Scale-Invariant Curvature Fluctuations from an Extended Semiclassical Gravity

TL;DR

This paper extends semiclassical gravity to include stochastic correlations, demonstrating how quantum fluctuations during inflation produce an almost-scale-invariant power spectrum and providing a basis for analyzing non-Gaussianities.

Contribution

It introduces an extended semiclassical Einstein equation framework coupling n-point functions, enabling detailed analysis of quantum fluctuations during inflation.

Findings

Produced an almost-scale-invariant power spectrum of scalar perturbations.

Provided a natural basis for calculating non-Gaussianities.

Applied the model to a massive conformally coupled scalar field on perturbed de Sitter space.

Abstract

We present an extension of the semiclassical Einstein equations which couples n-point correlation functions of a stochastic Einstein tensor to the n-point functions of the quantum stress-energy tensor.

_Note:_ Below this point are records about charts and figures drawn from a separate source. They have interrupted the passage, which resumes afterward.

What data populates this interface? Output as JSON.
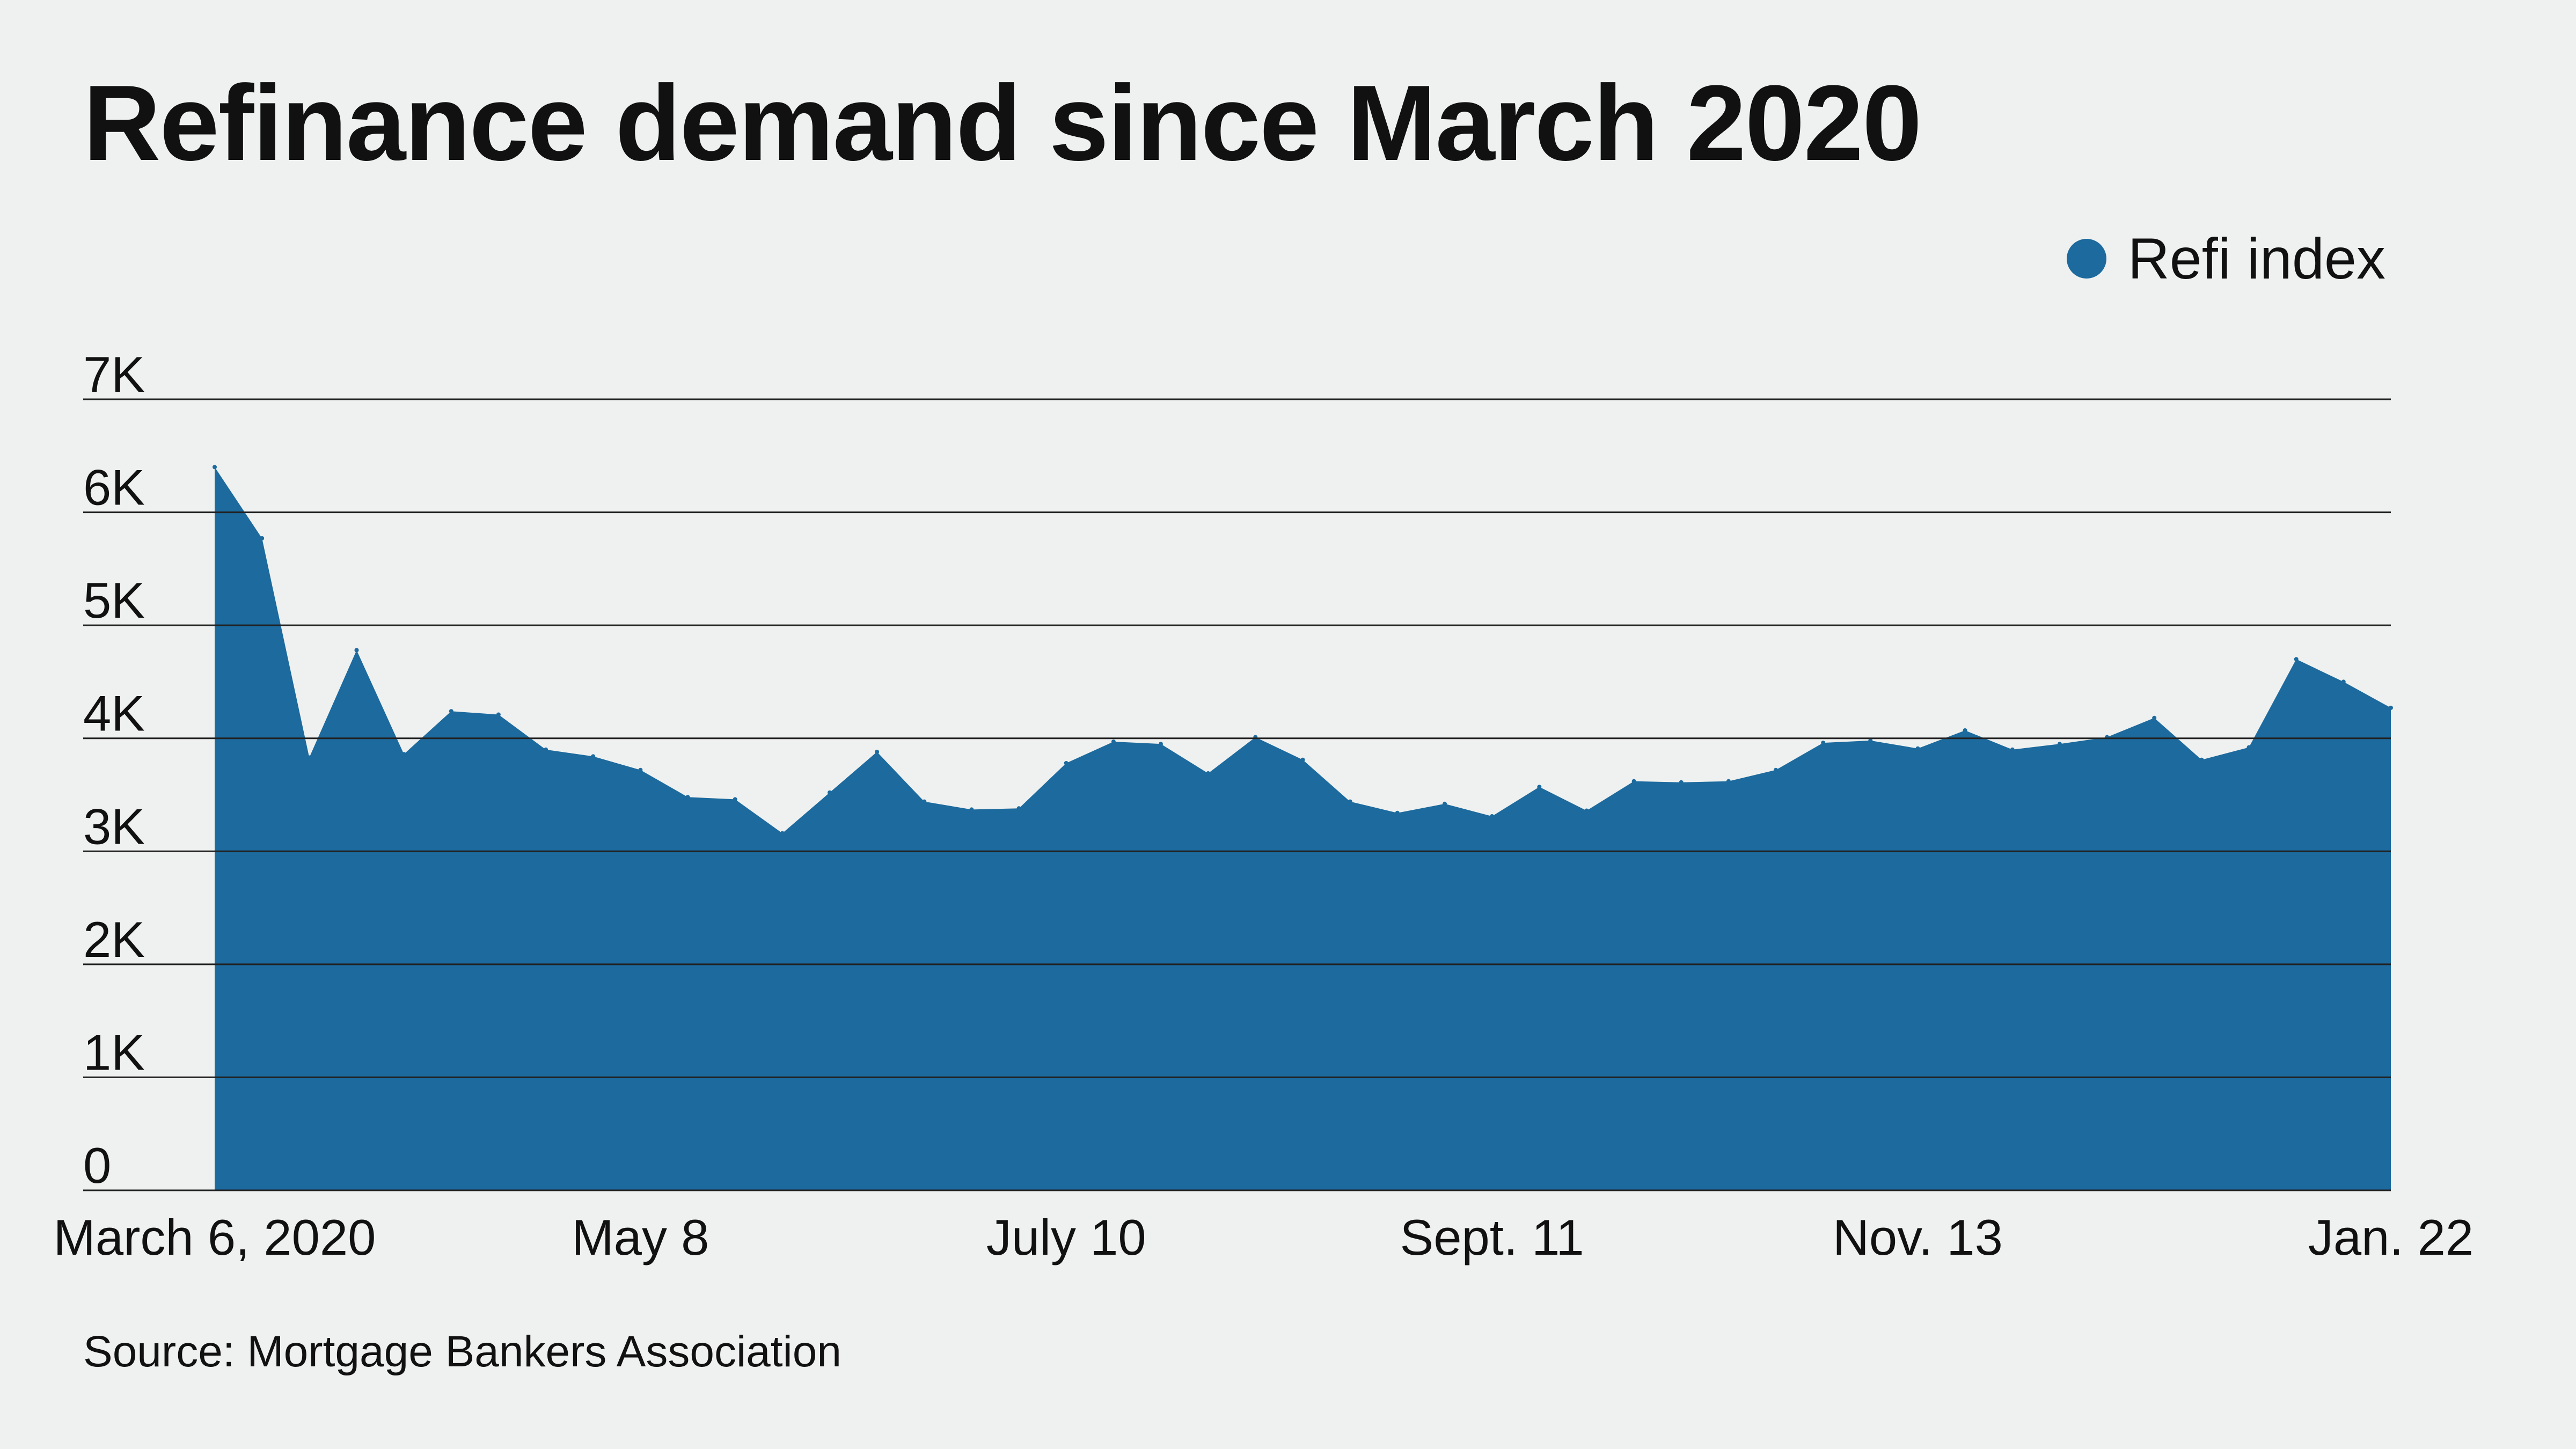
{
  "title": "Refinance demand since March 2020",
  "legend": {
    "label": "Refi index",
    "color": "#1c6a9e"
  },
  "source": "Source: Mortgage Bankers Association",
  "chart_data": {
    "type": "area",
    "title": "Refinance demand since March 2020",
    "xlabel": "",
    "ylabel": "",
    "ylim": [
      0,
      7000
    ],
    "yticks": [
      {
        "value": 0,
        "label": "0"
      },
      {
        "value": 1000,
        "label": "1K"
      },
      {
        "value": 2000,
        "label": "2K"
      },
      {
        "value": 3000,
        "label": "3K"
      },
      {
        "value": 4000,
        "label": "4K"
      },
      {
        "value": 5000,
        "label": "5K"
      },
      {
        "value": 6000,
        "label": "6K"
      },
      {
        "value": 7000,
        "label": "7K"
      }
    ],
    "xticks": [
      {
        "index": 0,
        "label": "March 6, 2020"
      },
      {
        "index": 9,
        "label": "May 8"
      },
      {
        "index": 18,
        "label": "July 10"
      },
      {
        "index": 27,
        "label": "Sept. 11"
      },
      {
        "index": 36,
        "label": "Nov. 13"
      },
      {
        "index": 46,
        "label": "Jan. 22"
      }
    ],
    "grid": true,
    "legend_position": "top-right",
    "series": [
      {
        "name": "Refi index",
        "color": "#1c6a9e",
        "values": [
          6400,
          5770,
          3830,
          4780,
          3860,
          4240,
          4210,
          3900,
          3840,
          3720,
          3480,
          3460,
          3160,
          3520,
          3880,
          3440,
          3370,
          3380,
          3780,
          3970,
          3950,
          3690,
          4010,
          3810,
          3440,
          3340,
          3420,
          3310,
          3570,
          3360,
          3620,
          3610,
          3620,
          3720,
          3960,
          3980,
          3910,
          4070,
          3900,
          3950,
          4010,
          4180,
          3810,
          3920,
          4700,
          4500,
          4270
        ]
      }
    ]
  }
}
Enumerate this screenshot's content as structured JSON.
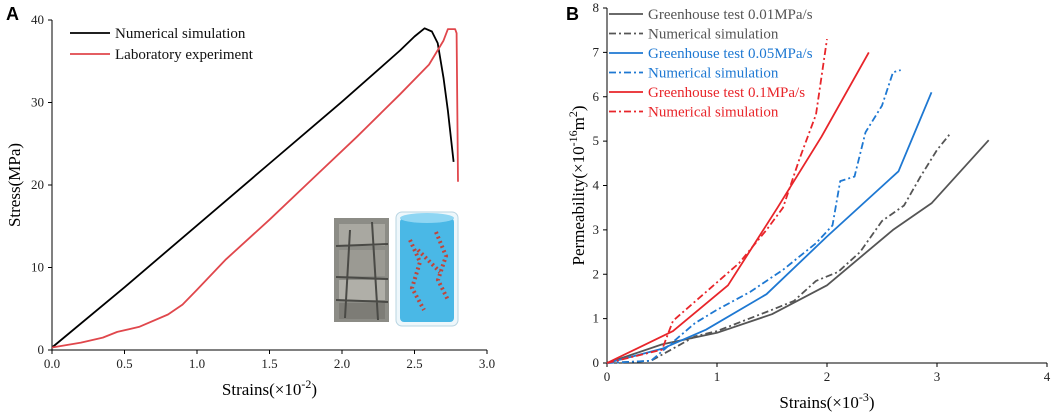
{
  "chart_data": [
    {
      "panel": "A",
      "type": "line",
      "xlabel_base": "Strains(×10",
      "xlabel_exp": "-2",
      "xlabel_end": ")",
      "ylabel": "Stress(MPa)",
      "xlim": [
        0,
        3.0
      ],
      "ylim": [
        0,
        40
      ],
      "xticks": [
        "0.0",
        "0.5",
        "1.0",
        "1.5",
        "2.0",
        "2.5",
        "3.0"
      ],
      "yticks": [
        "0",
        "10",
        "20",
        "30",
        "40"
      ],
      "legend_position": "top-left",
      "series": [
        {
          "name": "Numerical simulation",
          "color": "#000000",
          "dash": "solid",
          "points": [
            [
              0,
              0.3
            ],
            [
              0.5,
              7.6
            ],
            [
              1.0,
              15.1
            ],
            [
              1.5,
              22.6
            ],
            [
              2.0,
              30.1
            ],
            [
              2.4,
              36.3
            ],
            [
              2.5,
              38.0
            ],
            [
              2.57,
              39.0
            ],
            [
              2.62,
              38.6
            ],
            [
              2.66,
              37.2
            ],
            [
              2.7,
              33.0
            ],
            [
              2.73,
              29.0
            ],
            [
              2.77,
              22.8
            ]
          ]
        },
        {
          "name": "Laboratory experiment",
          "color": "#e0474c",
          "dash": "solid",
          "points": [
            [
              0,
              0.3
            ],
            [
              0.2,
              0.9
            ],
            [
              0.35,
              1.5
            ],
            [
              0.45,
              2.2
            ],
            [
              0.6,
              2.8
            ],
            [
              0.8,
              4.3
            ],
            [
              0.9,
              5.5
            ],
            [
              1.0,
              7.3
            ],
            [
              1.2,
              11.0
            ],
            [
              1.5,
              15.8
            ],
            [
              1.8,
              20.8
            ],
            [
              2.1,
              25.8
            ],
            [
              2.4,
              31.0
            ],
            [
              2.6,
              34.6
            ],
            [
              2.7,
              37.5
            ],
            [
              2.73,
              38.9
            ],
            [
              2.78,
              38.9
            ],
            [
              2.79,
              38.4
            ],
            [
              2.8,
              20.4
            ]
          ]
        }
      ]
    },
    {
      "panel": "B",
      "type": "line",
      "xlabel_base": "Strains(×10",
      "xlabel_exp": "-3",
      "xlabel_end": ")",
      "ylabel_base": "Permeability(×10",
      "ylabel_exp": "-16",
      "ylabel_mid": "m",
      "ylabel_exp2": "2",
      "ylabel_end": ")",
      "xlim": [
        0,
        4
      ],
      "ylim": [
        0,
        8
      ],
      "xticks": [
        "0",
        "1",
        "2",
        "3",
        "4"
      ],
      "yticks": [
        "0",
        "1",
        "2",
        "3",
        "4",
        "5",
        "6",
        "7",
        "8"
      ],
      "legend_position": "top-left",
      "series": [
        {
          "name": "Greenhouse test 0.01MPa/s",
          "color": "#555555",
          "dash": "solid",
          "points": [
            [
              0,
              0
            ],
            [
              0.5,
              0.42
            ],
            [
              1.0,
              0.68
            ],
            [
              1.5,
              1.1
            ],
            [
              2.0,
              1.75
            ],
            [
              2.6,
              3.0
            ],
            [
              2.95,
              3.6
            ],
            [
              3.47,
              5.02
            ]
          ]
        },
        {
          "name": "Numerical simulation",
          "color": "#555555",
          "dash": "dashdot",
          "points": [
            [
              0,
              0
            ],
            [
              0.4,
              0.05
            ],
            [
              0.8,
              0.6
            ],
            [
              1.0,
              0.72
            ],
            [
              1.5,
              1.2
            ],
            [
              1.7,
              1.4
            ],
            [
              1.9,
              1.85
            ],
            [
              2.1,
              2.05
            ],
            [
              2.3,
              2.5
            ],
            [
              2.5,
              3.2
            ],
            [
              2.7,
              3.55
            ],
            [
              2.85,
              4.2
            ],
            [
              3.0,
              4.8
            ],
            [
              3.12,
              5.17
            ]
          ]
        },
        {
          "name": "Greenhouse test 0.05MPa/s",
          "color": "#1e78d2",
          "dash": "solid",
          "points": [
            [
              0,
              0
            ],
            [
              0.5,
              0.32
            ],
            [
              0.9,
              0.75
            ],
            [
              1.45,
              1.55
            ],
            [
              2.0,
              2.85
            ],
            [
              2.65,
              4.32
            ],
            [
              2.95,
              6.1
            ]
          ]
        },
        {
          "name": "Numerical simulation",
          "color": "#1e78d2",
          "dash": "dashdot",
          "points": [
            [
              0,
              0
            ],
            [
              0.4,
              0.05
            ],
            [
              0.8,
              0.9
            ],
            [
              1.0,
              1.2
            ],
            [
              1.3,
              1.6
            ],
            [
              1.6,
              2.1
            ],
            [
              1.9,
              2.7
            ],
            [
              2.05,
              3.1
            ],
            [
              2.12,
              4.1
            ],
            [
              2.25,
              4.2
            ],
            [
              2.35,
              5.2
            ],
            [
              2.5,
              5.8
            ],
            [
              2.6,
              6.55
            ],
            [
              2.67,
              6.6
            ]
          ]
        },
        {
          "name": "Greenhouse test 0.1MPa/s",
          "color": "#e8252a",
          "dash": "solid",
          "points": [
            [
              0,
              0
            ],
            [
              0.6,
              0.72
            ],
            [
              1.1,
              1.75
            ],
            [
              1.55,
              3.5
            ],
            [
              1.95,
              5.1
            ],
            [
              2.38,
              7.0
            ]
          ]
        },
        {
          "name": "Numerical simulation",
          "color": "#e8252a",
          "dash": "dashdot",
          "points": [
            [
              0,
              0
            ],
            [
              0.5,
              0.3
            ],
            [
              0.6,
              0.95
            ],
            [
              0.9,
              1.6
            ],
            [
              1.2,
              2.25
            ],
            [
              1.45,
              3.0
            ],
            [
              1.6,
              3.5
            ],
            [
              1.75,
              4.6
            ],
            [
              1.9,
              5.6
            ],
            [
              2.0,
              7.3
            ]
          ]
        }
      ]
    }
  ]
}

We apply this extension to calculate the quantum fluctuations during an inflationary period, where we take as a model a massive conformally coupled scalar field on a perturbed de Sitter space and describe how a renormalization independent, almost-scale-invariant power spectrum of the scalar metric perturbation is produced. Furthermore, we discuss how this model yields a natural basis for the calculation of non-Gaussianities of the considered metric fluctuations.